Sur la fin de non-recevoir opposée par le port autonome de Papeete tenant à la nature de la demande principale :
2. Le juge du contrat ne peut, en principe, lorsqu'il est saisi par une partie d'un litige relatif à une mesure d'exécution d'un contrat, que rechercher si cette mesure est intervenue dans des conditions de nature à ouvrir droit à indemnité. Toutefois, une partie à un contrat administratif peut, eu égard à la portée d'une telle mesure d'exécution, former devant le juge du contrat un recours de plein contentieux contestant la validité de la résiliation de ce contrat et tendant à la reprise des relations contractuelles. Cette exception relative aux décisions de résiliation ne s'étend pas aux décisions de la personne publique refusant de faire application de stipulations du contrat relatives à son renouvellement. Il s'agit alors de mesures d'exécution du contrat qui n'ont ni pour objet, ni pour effet de mettre unilatéralement un terme à une convention en cours.
3. Aux termes de l'article 1er de la convention du 12 novembre 2007, conclue entre la société requérante et le port autonome de Papeete " Objet de la convention " : " La présente convention d'autorisation d'outillage privé avec obligation de service public a pour objet d'autoriser l'entreprise de manutention portuaire à occuper le domaine public portuaire, telle que délimité sur le plan figurant à l'annexe deux, pour y exercer son activité conformément au cahier des charges type applicable aux entreprises d'acconage ci-annexé. ". L'article 2 " Durée " de cette convention stipule que " La présente convention est conclue pour une durée de vingt (20) ans, à compter du 10 novembre 2007. ".
4. Il ressort des pièces du dossier que, pour rejeter la demande de la SA Entreprise J.A. Cowan et Fils tendant à obtenir la prolongation de la durée de la convention d'autorisation d'outillage privé en cause avec obligation de service public, le port autonome de Papeete s'est fondé sur le fait qu'il entendait lancer une procédure de mise en concurrence, notamment pour " se mettre en conformité avec la jurisprudence Setil du 4 décembre 2003 ", que l'amortissement des équipements ne pouvait être pratiqué sur une période excédant la durée de l'occupation, que la SA Entreprise J.A. Cowan et Fils avait unilatéralement acquis sa nouvelle grue sans avis ou concertation préalable avec le port autonome de Papeete, cinq ans avant l'échéance de sa convention, tandis que le volume d'activité relatif à la manutention de conteneurs ayant diminué de 25 % entre 2021 et 2022 ne justifiait pas le besoin impérieux d'investir dans des moyens matériels supplémentaires, et, enfin, sur le fait qu'aucun élément d'information relatif à l'amortissement envisagé pour l'acquisition de la nouvelle grue portuaire n'avait été communiqué par la société requérante au port autonome de Papeete.

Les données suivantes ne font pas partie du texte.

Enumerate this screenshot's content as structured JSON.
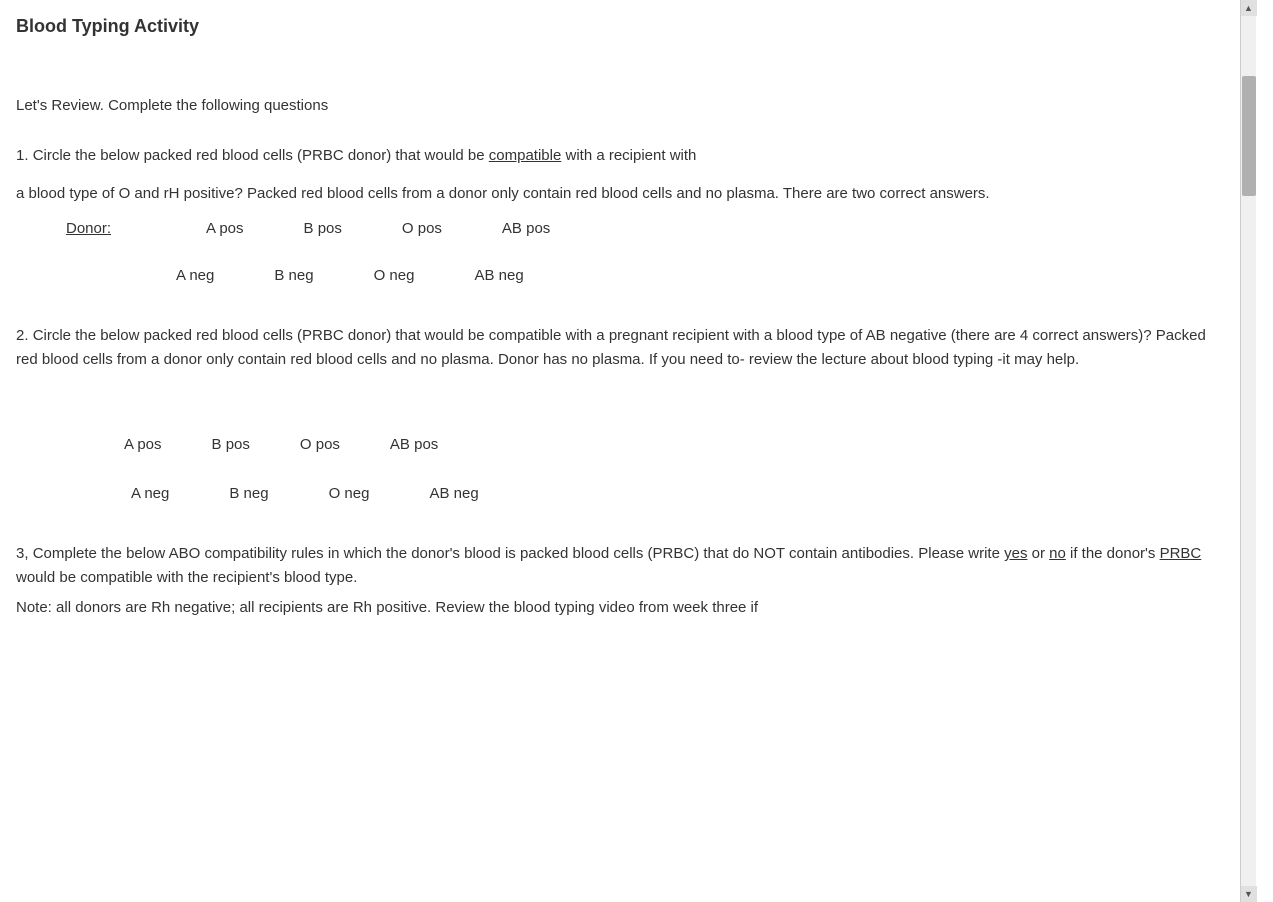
{
  "page": {
    "title": "Blood Typing Activity"
  },
  "intro": {
    "text": "Let's Review.  Complete the following questions"
  },
  "question1": {
    "number": "1.",
    "text_before_underline": "Circle the below packed red blood cells (PRBC donor) that would be ",
    "underline_word": "compatible",
    "text_after_underline": " with a recipient with",
    "continuation": "a blood type of O and rH positive?  Packed red blood cells from a donor only contain red blood cells and no plasma. There are two correct answers.",
    "donor_label": "Donor: ",
    "row1": {
      "options": [
        "A pos",
        "B pos",
        "O pos",
        "AB pos"
      ]
    },
    "row2": {
      "options": [
        "A neg",
        "B neg",
        "O neg",
        "AB neg"
      ]
    }
  },
  "question2": {
    "number": "2.",
    "text": "Circle the below packed red blood cells (PRBC donor) that would be compatible with a pregnant recipient with a blood type of AB negative (there are 4 correct answers)? Packed red blood cells from a donor only contain red blood cells and no plasma. Donor has no plasma. If you need to- review the lecture about blood typing -it may help.",
    "row1": {
      "options": [
        "A pos",
        "B pos",
        "O pos",
        "AB pos"
      ]
    },
    "row2": {
      "options": [
        "A neg",
        "B neg",
        "O neg",
        "AB neg"
      ]
    }
  },
  "question3": {
    "number": "3,",
    "text_part1": "Complete the below ABO compatibility rules in which the donor's blood is packed blood cells (PRBC) that do NOT contain antibodies.   Please write ",
    "yes_underline": "yes",
    "text_or": " or ",
    "no_underline": "no",
    "text_part2": " if the donor's ",
    "prbc_underline": "PRBC",
    "text_part3": " would be compatible with the recipient's blood type.",
    "note_text": "Note: all donors are Rh negative; all recipients are Rh positive. Review the blood typing video from week three if"
  },
  "scrollbar": {
    "up_arrow": "▲",
    "down_arrow": "▼"
  }
}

5. Toutefois, la décision de refus de prolonger la durée initiale de la convention d'occupation du domaine public portuaire en cause, soit l'article 2 de la convention portant sur sa durée, constitue une mesure d'exécution du contrat qui n'a ni pour objet ni pour effet de mettre unilatéralement un terme à une convention en cours. Dès lors, et conformément à ce qui a été dit au point 2, les conclusions présentées par la SA Entreprise J.A. Cowan et Fils tendant à l'annulation de la décision du 12 juillet 2024 prise par le directeur général du port autonome de Papeete sont, ainsi que le fait valoir le port autonome de Papeete en défense, irrecevables.
6. Il résulte de ce qui précède que, sans qu'il soit besoin d'examiner les moyens exposés par la SA Entreprise J.A. Cowan et Fils, la requête que celle-ci présente doit être rejetée en ce comprises ses conclusions à fin d'injonction.
Sur les frais liés au litige :
7. Les dispositions de l'article L. 761-1 du code de justice administrative font obstacle à ce qu'une somme soit mise à la charge du port autonome de Papeete, qui n'est pas la partie perdante dans la présente instance.
D E C I D E :
Article 1er : La requête de la SA Entreprise J.A. Cowan et Fils est rejetée.
Article 2 : Le présent jugement sera notifié à la SA Entreprise J.A. Cowan et Fils et au port autonome de Papeete.
Délibéré après l'audience du 18 mars 2025, à laquelle siégeaient :
M. Devillers, président,
Mme Busidan, première conseillère,
M. Graboy-Grobesco, premier conseiller.
Rendu public par mise à disposition au greffe le 15 avril 2025.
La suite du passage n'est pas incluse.